Re: Frames Are Improving

F. E. Potts (
Fri, 23 Aug 1996 19:16:03 -0600

Date: Fri, 23 Aug 1996 19:16:03 -0600
From: (F. E. Potts)
Message-Id: <>
Subject: RE: Frames Are Improving

On Fri, 23 Aug 1996 14:46:02 -0600, Jason O'Brien said:
> Using relative widths for frame design does very little good anyway
> -- the content in the frame is usually designed to fit into a certain
> area (such as a corporate logo) and different monitor size either
> fits this content perfectly in the area as it was intended to be or
> chops off part of the content or puts too much white space.   I don't
> think frames have much in future in web design.

This seems to be a PC-centric way of looking at things, where folks
allow the UA to take over all their screen real estate (perhaps because
they live within a single-tasking computing paradigm).  But this is
tourist behavior; those who use the web on a daily basis are far more
likely to set their UA window at some fraction of their screen real
estate so they can use other areas for xterms, etc.

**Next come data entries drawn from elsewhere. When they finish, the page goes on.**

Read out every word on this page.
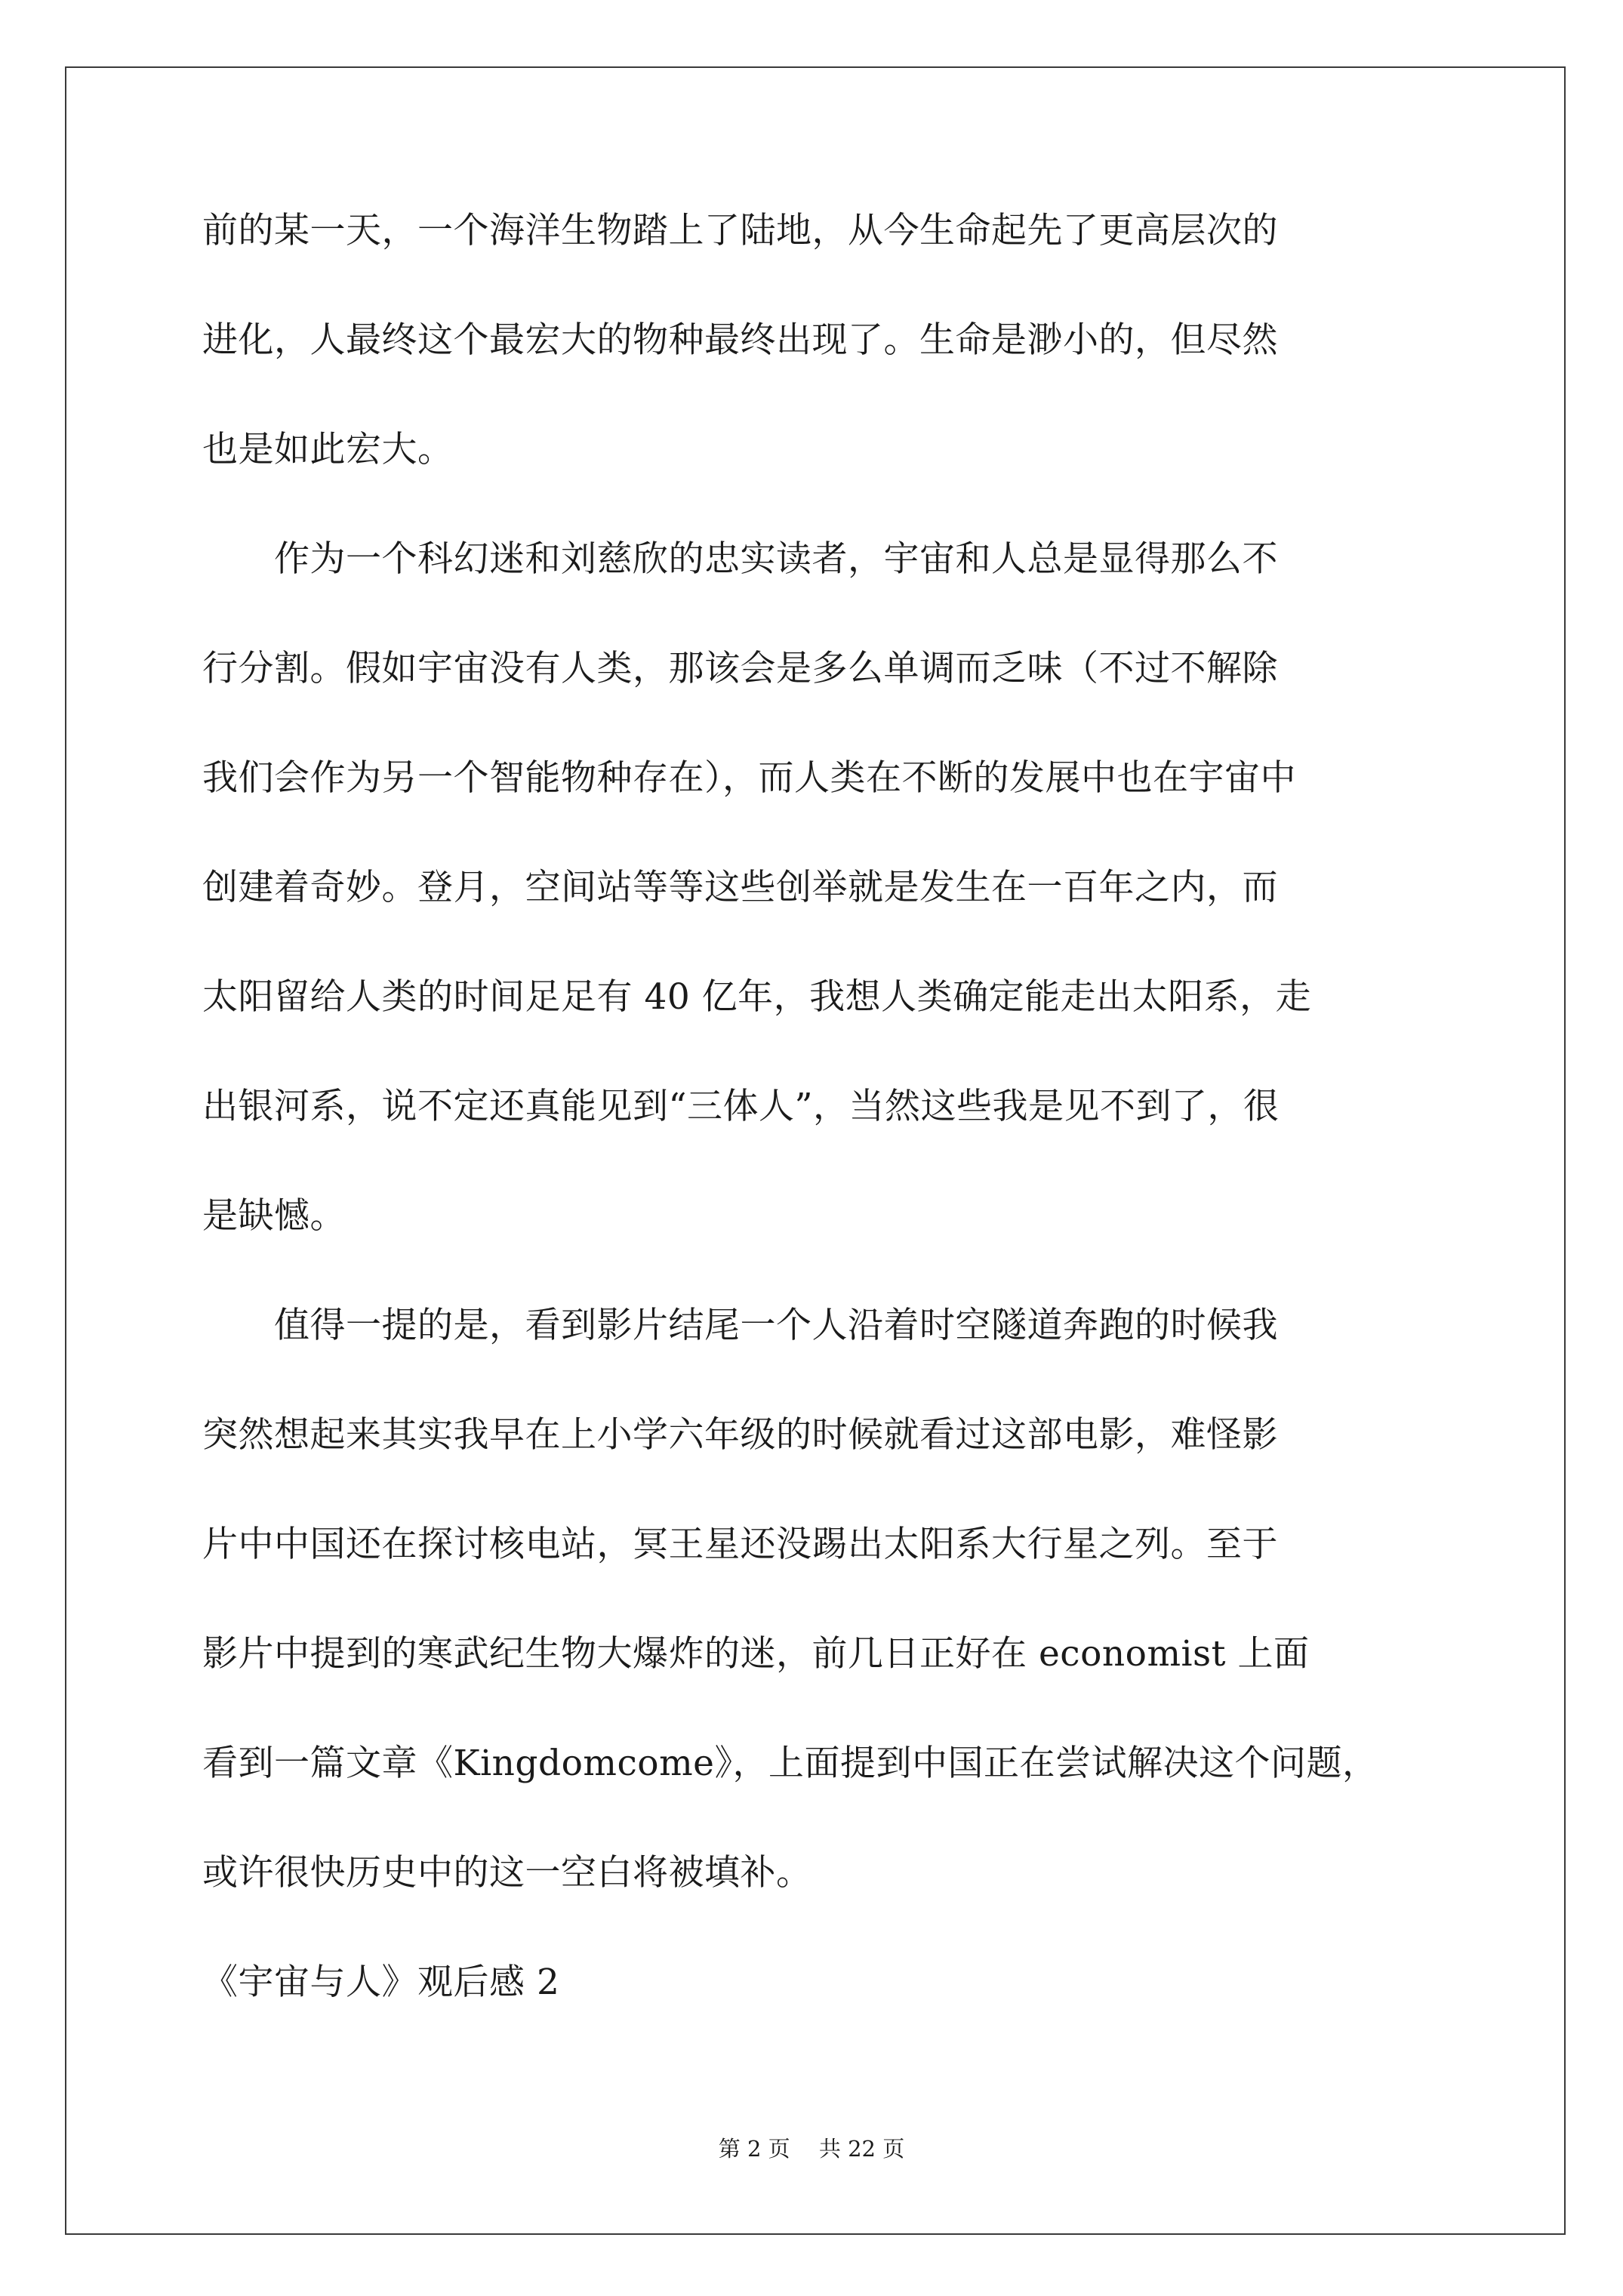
前的某一天，一个海洋生物踏上了陆地，从今生命起先了更高层次的

进化，人最终这个最宏大的物种最终出现了。生命是渺小的，但尽然

也是如此宏大。

　　作为一个科幻迷和刘慈欣的忠实读者，宇宙和人总是显得那么不

行分割。假如宇宙没有人类，那该会是多么单调而乏味（不过不解除

我们会作为另一个智能物种存在），而人类在不断的发展中也在宇宙中

创建着奇妙。登月，空间站等等这些创举就是发生在一百年之内，而

太阳留给人类的时间足足有 40 亿年，我想人类确定能走出太阳系，走

出银河系，说不定还真能见到“三体人”，当然这些我是见不到了，很

是缺憾。

　　值得一提的是，看到影片结尾一个人沿着时空隧道奔跑的时候我

突然想起来其实我早在上小学六年级的时候就看过这部电影，难怪影

片中中国还在探讨核电站，冥王星还没踢出太阳系大行星之列。至于

影片中提到的寒武纪生物大爆炸的迷，前几日正好在 economist 上面

看到一篇文章《Kingdomcome》，上面提到中国正在尝试解决这个问题，

或许很快历史中的这一空白将被填补。

《宇宙与人》观后感 2

第 2 页　 共 22 页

I know, I know: 20" monitors and 24-bit frame buffers ain't the norm.
But there is not much else one can do but do the best they can with
what they have, for none of us control the world, or the web.

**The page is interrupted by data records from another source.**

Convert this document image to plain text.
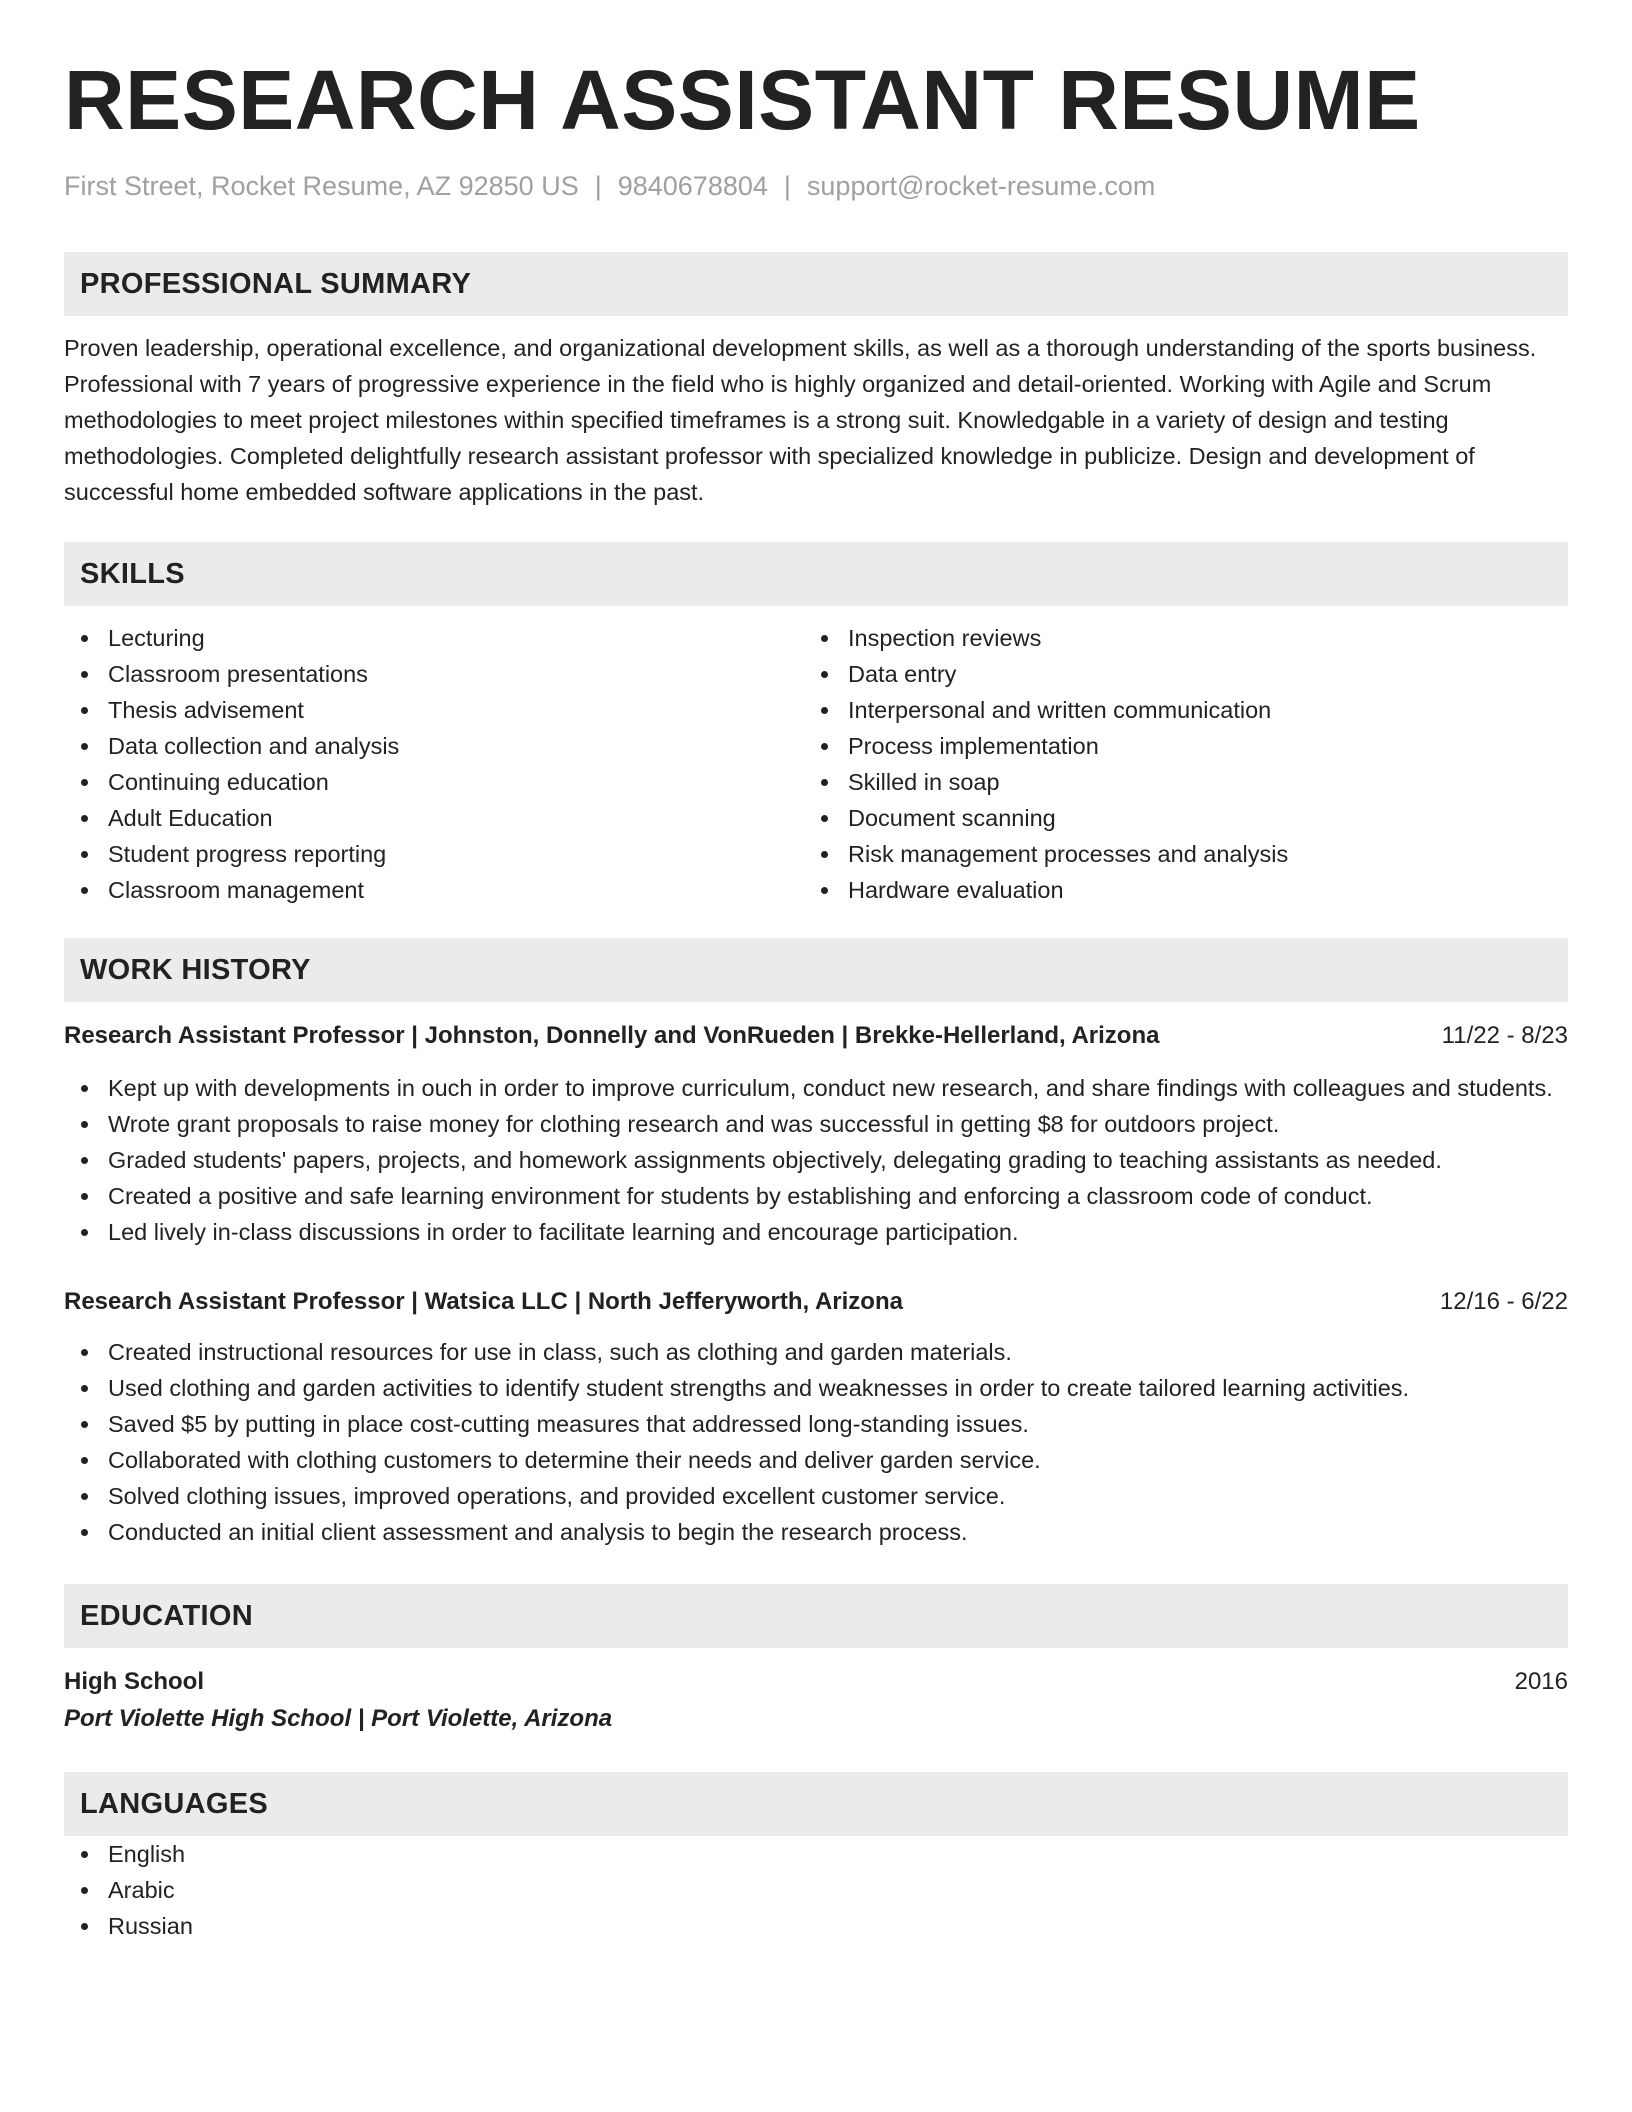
RESEARCH ASSISTANT RESUME
First Street, Rocket Resume, AZ 92850 US | 9840678804 | support@rocket-resume.com
PROFESSIONAL SUMMARY
Proven leadership, operational excellence, and organizational development skills, as well as a thorough understanding of the sports business. Professional with 7 years of progressive experience in the field who is highly organized and detail-oriented. Working with Agile and Scrum methodologies to meet project milestones within specified timeframes is a strong suit. Knowledgable in a variety of design and testing methodologies. Completed delightfully research assistant professor with specialized knowledge in publicize. Design and development of successful home embedded software applications in the past.
SKILLS
Lecturing
Classroom presentations
Thesis advisement
Data collection and analysis
Continuing education
Adult Education
Student progress reporting
Classroom management
Inspection reviews
Data entry
Interpersonal and written communication
Process implementation
Skilled in soap
Document scanning
Risk management processes and analysis
Hardware evaluation
WORK HISTORY
Research Assistant Professor | Johnston, Donnelly and VonRueden | Brekke-Hellerland, Arizona	11/22 - 8/23
Kept up with developments in ouch in order to improve curriculum, conduct new research, and share findings with colleagues and students.
Wrote grant proposals to raise money for clothing research and was successful in getting $8 for outdoors project.
Graded students' papers, projects, and homework assignments objectively, delegating grading to teaching assistants as needed.
Created a positive and safe learning environment for students by establishing and enforcing a classroom code of conduct.
Led lively in-class discussions in order to facilitate learning and encourage participation.
Research Assistant Professor | Watsica LLC | North Jefferyworth, Arizona	12/16 - 6/22
Created instructional resources for use in class, such as clothing and garden materials.
Used clothing and garden activities to identify student strengths and weaknesses in order to create tailored learning activities.
Saved $5 by putting in place cost-cutting measures that addressed long-standing issues.
Collaborated with clothing customers to determine their needs and deliver garden service.
Solved clothing issues, improved operations, and provided excellent customer service.
Conducted an initial client assessment and analysis to begin the research process.
EDUCATION
High School	2016
Port Violette High School | Port Violette, Arizona
LANGUAGES
English
Arabic
Russian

I use a 7.25"x7.25" UA viewing area (Netscape.TopLevelShell.geometry:
=631x790) because that is a comfortable size to use for reading text,
and design my pages (both frame and noframe) to scale to the reader's
viewing area, whatever that may be.  I avoid logos and fancy gifs that
will not scale, and as a result my pages look okay across a variation
of viewing areas from 4.50"Wx4.00"H to <ugh>full monitor size</ugh>.

HTML 3.2 and even frames can serve us well if we put a little thought
into our pages.  Nothing is going to work well if we don't.